Although inline grid editing (MVC) gives the illusion I'm editing a child, in reality we are editing one object.  The kendo grid posts back the row being edited, not the whole model tree.  So the MVC model binder has no idea that its a child object with a parent - a parent of what type - it can't figure it out?  As you say, maybe you can do something to help it work it out.  Also, if I did get pass the binder remember I'm trying to new-up a child here, which my csla model should not allow, unless I tweak and frig it, which is a bad workaround IMHO.  So, really here, the use case is I'm editing a root businessbase object, and if I really want to do that I should create a root version object that allows this rather than trying to do it as a child model.

The Kendo grid MVC version also really does NOT support "complex models".

In the end, the solution I used was to use a viewmodel.  So when the grid loads, I map (using the wondeful AutoMapper) my children into a list of viewmodels (simple poco's) and bind that to the grid.  The kendo grid can then post the child vm back nicely and then I load up my parent model and its children, fidn the model I'm editing and map the changes back from the vm into the child - thus I get the csla business rules firing as required.

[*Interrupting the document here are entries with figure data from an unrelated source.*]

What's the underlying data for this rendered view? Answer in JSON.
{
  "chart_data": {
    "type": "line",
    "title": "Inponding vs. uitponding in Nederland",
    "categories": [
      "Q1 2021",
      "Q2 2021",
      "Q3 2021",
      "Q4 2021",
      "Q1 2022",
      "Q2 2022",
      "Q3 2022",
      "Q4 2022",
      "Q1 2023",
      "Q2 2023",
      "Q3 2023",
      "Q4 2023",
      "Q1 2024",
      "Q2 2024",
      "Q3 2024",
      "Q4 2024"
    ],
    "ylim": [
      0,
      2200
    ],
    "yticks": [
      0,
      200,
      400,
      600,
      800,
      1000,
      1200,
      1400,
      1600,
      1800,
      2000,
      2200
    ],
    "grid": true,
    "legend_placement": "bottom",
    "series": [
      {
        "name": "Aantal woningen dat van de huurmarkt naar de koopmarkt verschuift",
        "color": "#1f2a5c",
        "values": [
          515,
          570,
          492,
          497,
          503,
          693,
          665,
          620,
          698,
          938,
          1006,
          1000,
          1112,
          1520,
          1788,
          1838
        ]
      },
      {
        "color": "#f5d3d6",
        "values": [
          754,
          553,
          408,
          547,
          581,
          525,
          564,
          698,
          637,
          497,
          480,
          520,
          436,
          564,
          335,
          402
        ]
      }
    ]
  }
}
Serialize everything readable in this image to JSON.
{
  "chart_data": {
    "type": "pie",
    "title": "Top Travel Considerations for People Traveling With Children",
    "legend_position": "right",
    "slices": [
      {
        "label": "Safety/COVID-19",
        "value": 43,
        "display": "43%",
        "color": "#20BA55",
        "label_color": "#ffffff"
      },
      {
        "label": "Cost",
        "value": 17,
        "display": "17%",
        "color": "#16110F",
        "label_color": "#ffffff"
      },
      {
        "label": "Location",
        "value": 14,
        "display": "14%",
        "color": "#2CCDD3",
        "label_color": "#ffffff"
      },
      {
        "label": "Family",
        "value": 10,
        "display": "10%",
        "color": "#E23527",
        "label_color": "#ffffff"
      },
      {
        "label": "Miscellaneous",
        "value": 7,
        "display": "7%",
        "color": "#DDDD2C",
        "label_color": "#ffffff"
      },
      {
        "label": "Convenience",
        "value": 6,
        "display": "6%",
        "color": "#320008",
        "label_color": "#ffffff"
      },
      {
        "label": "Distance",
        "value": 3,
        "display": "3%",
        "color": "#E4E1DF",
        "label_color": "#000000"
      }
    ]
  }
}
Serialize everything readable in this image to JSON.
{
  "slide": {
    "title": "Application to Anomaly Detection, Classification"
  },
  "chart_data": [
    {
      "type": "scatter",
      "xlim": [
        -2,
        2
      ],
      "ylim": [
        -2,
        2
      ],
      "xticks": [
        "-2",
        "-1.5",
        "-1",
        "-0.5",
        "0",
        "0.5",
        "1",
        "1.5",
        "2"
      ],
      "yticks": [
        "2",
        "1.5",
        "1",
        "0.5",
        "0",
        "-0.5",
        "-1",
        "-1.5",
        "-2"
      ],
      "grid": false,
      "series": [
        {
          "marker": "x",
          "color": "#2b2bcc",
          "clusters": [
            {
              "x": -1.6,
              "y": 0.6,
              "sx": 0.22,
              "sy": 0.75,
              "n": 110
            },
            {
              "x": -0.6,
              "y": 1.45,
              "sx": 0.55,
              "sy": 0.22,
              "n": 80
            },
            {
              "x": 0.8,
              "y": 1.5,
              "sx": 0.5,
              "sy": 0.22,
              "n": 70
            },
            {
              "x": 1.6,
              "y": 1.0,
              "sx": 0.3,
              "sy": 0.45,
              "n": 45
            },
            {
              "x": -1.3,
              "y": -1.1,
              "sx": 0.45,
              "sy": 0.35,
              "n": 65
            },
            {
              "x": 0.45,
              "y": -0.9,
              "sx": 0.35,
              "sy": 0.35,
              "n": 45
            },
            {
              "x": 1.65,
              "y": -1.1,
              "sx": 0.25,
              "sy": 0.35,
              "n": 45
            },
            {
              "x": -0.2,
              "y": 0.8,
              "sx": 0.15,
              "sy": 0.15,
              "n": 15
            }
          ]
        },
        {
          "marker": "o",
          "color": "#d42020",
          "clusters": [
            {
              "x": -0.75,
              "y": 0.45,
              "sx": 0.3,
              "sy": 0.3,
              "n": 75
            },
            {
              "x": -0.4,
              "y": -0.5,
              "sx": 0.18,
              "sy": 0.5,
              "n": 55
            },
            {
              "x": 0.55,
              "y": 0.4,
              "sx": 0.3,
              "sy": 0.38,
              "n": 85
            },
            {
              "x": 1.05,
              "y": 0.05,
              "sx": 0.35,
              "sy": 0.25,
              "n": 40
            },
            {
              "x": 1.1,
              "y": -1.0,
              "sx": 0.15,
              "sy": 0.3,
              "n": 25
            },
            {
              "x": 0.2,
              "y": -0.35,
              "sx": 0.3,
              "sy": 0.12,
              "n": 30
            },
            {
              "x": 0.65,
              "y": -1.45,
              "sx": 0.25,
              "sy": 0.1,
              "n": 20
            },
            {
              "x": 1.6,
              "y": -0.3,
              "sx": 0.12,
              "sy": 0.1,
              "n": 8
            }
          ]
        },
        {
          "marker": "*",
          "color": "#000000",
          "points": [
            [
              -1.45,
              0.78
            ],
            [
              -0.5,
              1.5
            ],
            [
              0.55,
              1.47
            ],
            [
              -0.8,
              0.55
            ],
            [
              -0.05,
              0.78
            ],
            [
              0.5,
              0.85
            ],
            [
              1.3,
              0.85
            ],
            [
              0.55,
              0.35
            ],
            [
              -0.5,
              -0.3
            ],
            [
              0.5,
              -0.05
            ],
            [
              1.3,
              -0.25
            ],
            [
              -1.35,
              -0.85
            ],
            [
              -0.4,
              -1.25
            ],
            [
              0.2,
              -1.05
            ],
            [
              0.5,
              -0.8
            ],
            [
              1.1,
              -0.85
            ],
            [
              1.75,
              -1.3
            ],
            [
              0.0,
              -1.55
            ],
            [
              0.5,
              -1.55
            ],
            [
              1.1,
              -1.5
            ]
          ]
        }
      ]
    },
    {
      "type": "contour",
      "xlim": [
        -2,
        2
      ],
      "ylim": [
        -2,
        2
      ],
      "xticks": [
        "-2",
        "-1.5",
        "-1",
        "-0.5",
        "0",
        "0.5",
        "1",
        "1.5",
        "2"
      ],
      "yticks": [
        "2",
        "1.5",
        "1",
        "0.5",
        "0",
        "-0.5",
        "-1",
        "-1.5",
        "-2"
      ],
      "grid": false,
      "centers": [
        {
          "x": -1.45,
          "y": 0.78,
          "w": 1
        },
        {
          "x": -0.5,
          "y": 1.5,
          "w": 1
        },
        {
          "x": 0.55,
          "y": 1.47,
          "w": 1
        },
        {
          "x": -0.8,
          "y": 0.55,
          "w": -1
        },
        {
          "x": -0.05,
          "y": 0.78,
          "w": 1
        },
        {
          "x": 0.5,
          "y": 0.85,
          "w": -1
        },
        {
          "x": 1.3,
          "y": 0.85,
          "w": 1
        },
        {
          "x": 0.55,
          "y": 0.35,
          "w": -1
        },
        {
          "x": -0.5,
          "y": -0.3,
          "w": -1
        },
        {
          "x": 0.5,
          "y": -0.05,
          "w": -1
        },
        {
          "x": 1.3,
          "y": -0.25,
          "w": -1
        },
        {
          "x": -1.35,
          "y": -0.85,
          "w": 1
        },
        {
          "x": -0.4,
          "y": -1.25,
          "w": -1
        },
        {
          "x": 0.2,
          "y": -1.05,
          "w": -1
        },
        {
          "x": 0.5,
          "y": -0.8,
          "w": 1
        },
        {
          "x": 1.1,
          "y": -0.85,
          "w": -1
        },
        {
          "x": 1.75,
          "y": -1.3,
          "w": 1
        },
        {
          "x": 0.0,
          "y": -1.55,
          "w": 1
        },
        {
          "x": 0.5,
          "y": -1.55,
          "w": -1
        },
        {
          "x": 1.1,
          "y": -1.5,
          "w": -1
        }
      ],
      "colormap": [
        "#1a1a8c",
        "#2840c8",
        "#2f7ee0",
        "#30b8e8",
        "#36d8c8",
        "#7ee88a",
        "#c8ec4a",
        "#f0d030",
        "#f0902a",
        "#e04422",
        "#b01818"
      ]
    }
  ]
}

The viewmodel works for me in my MVC world.  If I was doing a WPF UI I know from experience that the grid controls do tend to support complex objects, and that a WPF grid would typically be able to do a save call on the parent which would then ripple down to the children and save our amended child.

 

ajj3085 replied on Thursday, May 28, 2015

Oh, are you directly serializing a Csla object to a web browser or something?  The view model approach is correct, you shouldn't expose your Csla model directly from a web service: http://www.lhotka.net/cslanet/faq/ObjectsAsServiceContract.ashx

richardb replied on Thursday, May 28, 2015

Its an MVC razor view so its ok to send a csla model down.  Not a web service.

But thanks again.

ajj3085 replied on Thursday, May 28, 2015

Ok, then I'm not clear on where the AJAX serializer comes into play.  At any rate, the Parent property shouldn't be getting sent to the browser at all.